Frankfurt - (sp) Die Frankfurter Eintracht wird zur neuen Saison keinen neuen Stürmer verpflichten. Die finanzielle Situation lasse dies nicht zu.

Trainer Michael Skibbe ist bereit, mit dem Angriffstrio Ioannis Amanatidis, Martin Fenin und Nikos Liberopoulos in die Saison zu starten. „Wir werden allerdings genau beobachten, wie sich der Gesundheitszustand bei Ioannis Amanatidis entwickelt“, sagt Vorstandschef Heribert Bruchhagen. Kapitän Amanatidis hat sich gerade erst von einem Knorpelschaden im Knie erholt.

Offen bleibt, ob der zuletzt an den MSV Duisburg ausgeliehene Marcel Heller zurückkehren wird. Die Tendenz geht dahin, Heller erneut auszuleihen. Als Alternativen zum Sturmtrio stehen Skibbe noch die Nachwuchsspieler Juvhel Tsoumou, Marcos Alvarez und Cenk Tosun zur Verfügung, die bei den Profis trainieren und in der U 23 oder U 19 spielen sollen.

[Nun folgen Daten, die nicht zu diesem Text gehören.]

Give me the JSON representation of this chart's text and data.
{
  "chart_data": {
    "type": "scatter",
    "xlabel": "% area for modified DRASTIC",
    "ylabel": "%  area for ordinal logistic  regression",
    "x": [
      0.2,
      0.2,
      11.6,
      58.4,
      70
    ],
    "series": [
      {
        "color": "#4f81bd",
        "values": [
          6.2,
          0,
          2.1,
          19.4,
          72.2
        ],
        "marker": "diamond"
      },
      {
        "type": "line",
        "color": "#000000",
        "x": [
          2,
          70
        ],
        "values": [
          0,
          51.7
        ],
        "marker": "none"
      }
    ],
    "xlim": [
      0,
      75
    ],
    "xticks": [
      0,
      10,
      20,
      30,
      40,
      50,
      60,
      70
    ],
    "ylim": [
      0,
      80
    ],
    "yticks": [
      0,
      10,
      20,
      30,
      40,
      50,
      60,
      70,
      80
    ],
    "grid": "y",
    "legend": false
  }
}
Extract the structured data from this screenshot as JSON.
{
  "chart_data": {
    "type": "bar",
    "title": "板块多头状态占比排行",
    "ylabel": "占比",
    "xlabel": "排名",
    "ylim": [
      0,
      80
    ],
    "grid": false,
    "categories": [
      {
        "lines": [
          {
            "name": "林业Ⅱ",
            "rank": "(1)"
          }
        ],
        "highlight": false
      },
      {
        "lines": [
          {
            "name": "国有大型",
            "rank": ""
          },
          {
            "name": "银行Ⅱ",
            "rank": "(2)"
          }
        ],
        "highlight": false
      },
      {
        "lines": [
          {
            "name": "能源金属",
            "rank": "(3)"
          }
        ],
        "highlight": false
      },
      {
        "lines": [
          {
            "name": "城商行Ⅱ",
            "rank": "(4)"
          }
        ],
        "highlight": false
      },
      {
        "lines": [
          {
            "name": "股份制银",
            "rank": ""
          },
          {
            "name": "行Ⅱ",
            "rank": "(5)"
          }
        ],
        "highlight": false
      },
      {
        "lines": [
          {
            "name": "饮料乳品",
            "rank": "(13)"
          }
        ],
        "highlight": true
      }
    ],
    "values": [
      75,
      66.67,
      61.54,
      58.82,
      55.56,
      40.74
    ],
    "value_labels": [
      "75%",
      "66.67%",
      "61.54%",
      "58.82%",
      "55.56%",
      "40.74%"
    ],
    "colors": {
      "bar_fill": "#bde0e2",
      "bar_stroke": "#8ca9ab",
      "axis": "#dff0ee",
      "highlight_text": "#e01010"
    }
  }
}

Der nächste Neuzugang der Eintracht wird Edwin Boekamp sein. Er wird Assistenztrainer von Michael Skibbe. Der Vertrag mit dem 50-Jährigen sei zwar noch nicht unterschrieben, sagt Vorstandsvorsitzender Heribert Bruchhagen, „aber wir sind uns einig.“ Skibbe hat mit Boekamp schon in Dortmund und in Istanbul zusammengearbeitet.

Offen ist zehn Tage vor dem Trainingsstart am 29.Juni noch, ob Armin Reutershahn auf seinen Platz zurückkehren wird. Der Vertrag des ehemaligen Funkel-Assistenten läuft noch bis 2010. Michael Skibbe steht zu dieser Vereinbarung, macht aber eine Einschränkung. Er will wissen, ob Reutershahn für die gesamte Saison zur Verfügung steht und nicht bei erstbester Gelegenheit mit seinem ehemaligen Chef Friedhelm Funkel eine andere Herausforderung sucht. Funkel hat angekündigt, einige Monate Pause zu machen. So lange wird er weiter in Frankfurt wohnen und von der Eintracht bezahlt. Die beiden anderen Assistenten bleiben im Team. Andreas Menger wird weiter mit den Torhütern trainieren, Michael Fabacher mit den Rekonvaleszenten.